CHICAGO (CBS) — A teachers’ strike in the state’s sixth largest school district has ended, after Community Unit School District 300 in the northwest suburbs reached a tentative contract agreement with its 1,300 union teachers.

The district covers more than 20,000 students at schools in Algonquin, Lake in the Hills, Carpentersville and West Dundee.

Tuesday night, the two sides announced they had reached a tentative three-year deal, and classes would resume on Wednesday.

“We did not have a mediator with us today. I think that was a benefit to us; to be able to have face-to-face meetings, and to be able to sit down and have those heart-to-heart discussions – what are our priorities on both sides, and to say ‘Okay, how do we get there?’” said District 300 board president Anne Miller.

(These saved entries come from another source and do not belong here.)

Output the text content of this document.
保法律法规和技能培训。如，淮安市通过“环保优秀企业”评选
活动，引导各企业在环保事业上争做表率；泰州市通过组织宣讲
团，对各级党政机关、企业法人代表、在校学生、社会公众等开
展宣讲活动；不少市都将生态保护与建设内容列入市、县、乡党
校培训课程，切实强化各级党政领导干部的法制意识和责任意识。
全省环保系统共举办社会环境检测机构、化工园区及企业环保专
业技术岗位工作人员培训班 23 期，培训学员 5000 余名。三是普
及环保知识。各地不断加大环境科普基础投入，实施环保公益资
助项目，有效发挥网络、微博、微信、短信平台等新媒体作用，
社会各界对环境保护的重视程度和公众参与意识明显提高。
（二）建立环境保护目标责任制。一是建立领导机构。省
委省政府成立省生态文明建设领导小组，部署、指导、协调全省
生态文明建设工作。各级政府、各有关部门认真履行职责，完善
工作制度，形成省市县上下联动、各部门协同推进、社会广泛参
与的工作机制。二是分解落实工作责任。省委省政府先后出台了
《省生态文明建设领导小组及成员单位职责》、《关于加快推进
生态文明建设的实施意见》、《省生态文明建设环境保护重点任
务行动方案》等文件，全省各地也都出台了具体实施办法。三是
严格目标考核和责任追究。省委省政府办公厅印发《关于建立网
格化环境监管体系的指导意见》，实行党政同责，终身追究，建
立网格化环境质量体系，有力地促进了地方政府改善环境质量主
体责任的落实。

LEAD 300 spokesman Mike Williamson said, “I think we’ve come to a place where we can actually start building the future that we’re looking for for District 300.”

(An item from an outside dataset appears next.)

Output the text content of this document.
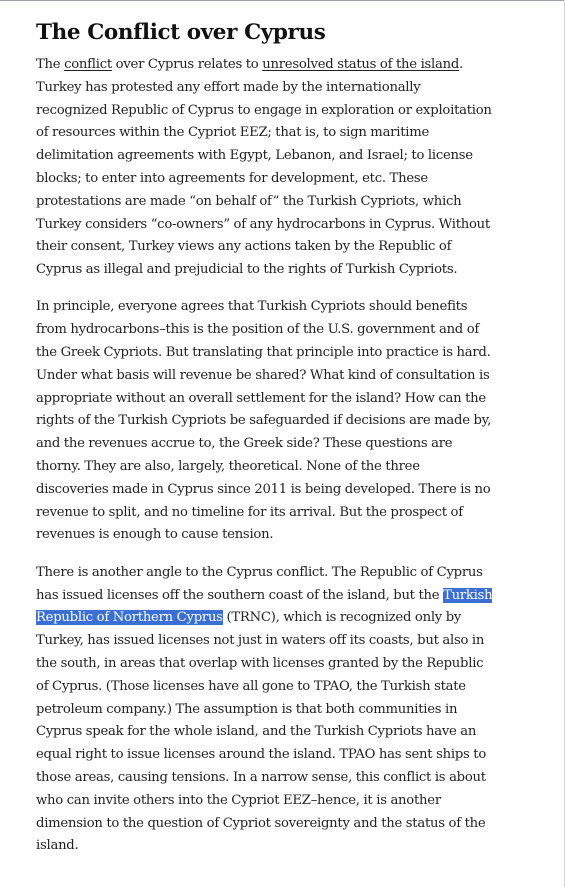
The Conflict over Cyprus

The conflict over Cyprus relates to unresolved status of the island. Turkey has protested any effort made by the internationally recognized Republic of Cyprus to engage in exploration or exploitation of resources within the Cypriot EEZ; that is, to sign maritime delimitation agreements with Egypt, Lebanon, and Israel; to license blocks; to enter into agreements for development, etc. These protestations are made “on behalf of” the Turkish Cypriots, which Turkey considers “co-owners” of any hydrocarbons in Cyprus. Without their consent, Turkey views any actions taken by the Republic of Cyprus as illegal and prejudicial to the rights of Turkish Cypriots.

In principle, everyone agrees that Turkish Cypriots should benefits from hydrocarbons–this is the position of the U.S. government and of the Greek Cypriots. But translating that principle into practice is hard. Under what basis will revenue be shared? What kind of consultation is appropriate without an overall settlement for the island? How can the rights of the Turkish Cypriots be safeguarded if decisions are made by, and the revenues accrue to, the Greek side? These questions are thorny. They are also, largely, theoretical. None of the three discoveries made in Cyprus since 2011 is being developed. There is no revenue to split, and no timeline for its arrival. But the prospect of revenues is enough to cause tension.

There is another angle to the Cyprus conflict. The Republic of Cyprus has issued licenses off the southern coast of the island, but the Turkish Republic of Northern Cyprus (TRNC), which is recognized only by Turkey, has issued licenses not just in waters off its coasts, but also in the south, in areas that overlap with licenses granted by the Republic of Cyprus. (Those licenses have all gone to TPAO, the Turkish state petroleum company.) The assumption is that both communities in Cyprus speak for the whole island, and the Turkish Cypriots have an equal right to issue licenses around the island. TPAO has sent ships to those areas, causing tensions. In a narrow sense, this conflict is about who can invite others into the Cypriot EEZ–hence, it is another dimension to the question of Cypriot sovereignty and the status of the island.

Details of the tentative deal were not immediately available, but teachers and the district had been at odds over pay and class size.

About 1,300 teachers represented by Local Education Association of District 300 had gone on strike Tuesday morning after declaring an impasse in contract talks, but negotiations resumed at 3 p.m. Tuesday, and the deal was announced shortly before 9 p.m.

CBS 2’s Marissa Bailey reports Tuesday morning’s strike left many parents scrambling to find daycare as teachers walked the picket line.

Many students joined their teachers on the picket line Tuesday, with students in homemade “We Are 300” T-shirts, and teachers in “We Lead 300” shirts. All were hoping the show of solidarity sends a message to negotiators.

Dundee Heights High School senior Tyler Jones said, “They teach you life lessons that you need, and I could never thank them enough for that. So being out here and showing my support is the closest thing I could do.”

Support is the reason one 5th grade teacher was limping along the picket line Tuesday, just five weeks after getting pins in her foot.

“I think all teachers are seriously dedicated, because what they do, they do for their students,” Dawn Pociask said.

A painted red line in the grass set the strike picket boundary, quite literally, outside the high school. Union spokesman Mike Williamson said the spray paint appeared like an intimidation tactic on the part of the school board.

Teachers and the district seemed to have reached an agreement on salary by Tuesday afternoon, and the impasse appeared largely due to a dispute over class sizes, with teachers wanting more one-on-one time with students.

“It’s hard to do that when you got … 34 kids sitting in a room that’s made for 25,” music teacher Randall Valdivia said.

While support for the teachers was evident, there’s no doubt the strike was posing problems for parents.

“My kids go to school maybe 10, 15 minutes away, so I have to drive all the way up here, pick them up, and then go back home. So I hope they can work something out,” Celestine Wilson said.

The one charter school in District 300, Cambridge Lakes Charter School, in Pingree Grove, was not affected by the strike.